От своей квартиры Паша как-то уже успел отвыкнуть: ночевки в отделе или у начальницы дома казались чем-то более реальным, нежели у себя. Разве что забежать переодеться и принять душ — в остальном делать ему здесь было совершенно нечего. Рабочие и не очень заботы мотали от места к месту, а перекусить можно было и по пути, так что запущенность родных стен на нервы не действовала. Но сегодня от перспективы полночи проворочаться на одинокой широкой кровати навалилась удушающая тоска.

Въедливый запах гари ударил еще на лестнице. Паша, бегом преодолев последние ступеньки, обалдело уставился на лестничную площадку — хлопья сажи, потеки воды, размазанные черные следы ботинок на плитках пола…

— Растуды твою туды! — выпалил, с трудом вдохнув задымленно-сырой душный воздух. Выпавшие из пальцев уже ненужные ключи укоризненно звякнули.

========== Часть 30 ==========

— Так что, Ирин Сергевна, я теперь фактически бомж, — подвел итог Паша, отметив, как между нахмуренных бровей начальницы пролегла нехорошая складка. И это ведь он еще не рассказал про многозначительную записку в своем почтовом ящике и описанных соседкой загадочных знакомых, подозрительно похожих на Горина и Самохина…

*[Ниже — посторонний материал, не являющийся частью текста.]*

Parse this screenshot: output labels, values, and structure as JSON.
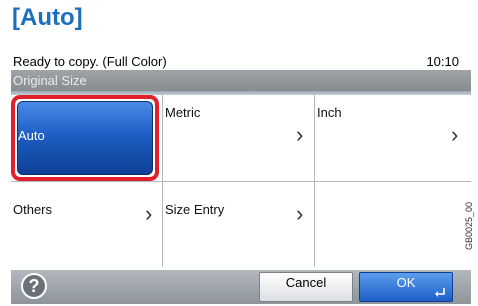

— Так! — С грохотом задвинула стул, застыла, неестественно-ровно выпрямившись. — И что это может быть? Спалился в тот раз на слежке? Или когда выяснял про запись? Или где-то еще?

— Вы это о чем? — попытка изобразить непринужденное непонимание провалилась с треском. Под прицелом пронзительно-холодного взгляда Ткачев моментально начинал чувствовать себя глупым школьником, безуспешно пытающимся скрыть свои проделки. — Откуда вы знаете?

— Ты, наверное, удивишься, но я сводки тоже читаю, — ядовито отозвалась Зимина. Устало вздохнула, быстро растрачивая запал. — Паш, что ты делаешь? — Невесомое, почти неконтролируемое прикосновение к плечу заставило вздрогнуть, но видеть ее глаз и того, что в них отражалось, Паша не мог. — Ты понимаешь, что подставился? Или думаешь, что они все идиоты и ничего не заподозрят? Да ты хоть понимаешь, что случится, если… — резко замолчала, будто захлебнувшись собственными страшными мыслями, опасаясь их даже просто озвучить.

Она что, и правда волнуется?

Дико. Невозможно. Нереально. И так леденяще-сладко в области солнечного сплетения, что трудно дышать.

Она за него волнуется?

— Ирин Сергеевна, — мягко накрыл тонкие, судорожно сжимающиеся пальцы своей ладонью, пытаясь заглянуть Зиминой в лицо, — ну им ведь сейчас совсем не до этого будет. Шилов, сами говорите, начал суетиться, его дядя-ФСБшник опять же… Им бы сейчас самим не спалиться, шкуру свою спасти, а не за своих мстить… Ирина Сергеевна?

Молчание. Только легкая дрожь в прохладно-напряженных пальцах.

Она даже не дышала, кажется.

— Убить бы тебя за твою самодеятельность, — встревоженно-сердито, растерянно-хрипло. — Мало мне головной боли!..

— Это вроде я за вас должен переживать, бояться и все в таком роде, — едва заметно усмехнулся Паша, в последний момент перехватывая готовую отстраниться начальницу. Рывком поднимаясь, обхватывая ее за талию, прижимая, жадно вдыхая исходящий от волос волнующе-вкусный запах. Вдруг до морозящего онемения где-то в груди стало страшно — страшно отпустить, страшно просто разжать руки, как будто с ней в тот же миг могло случиться что-то жуткое и непоправимое.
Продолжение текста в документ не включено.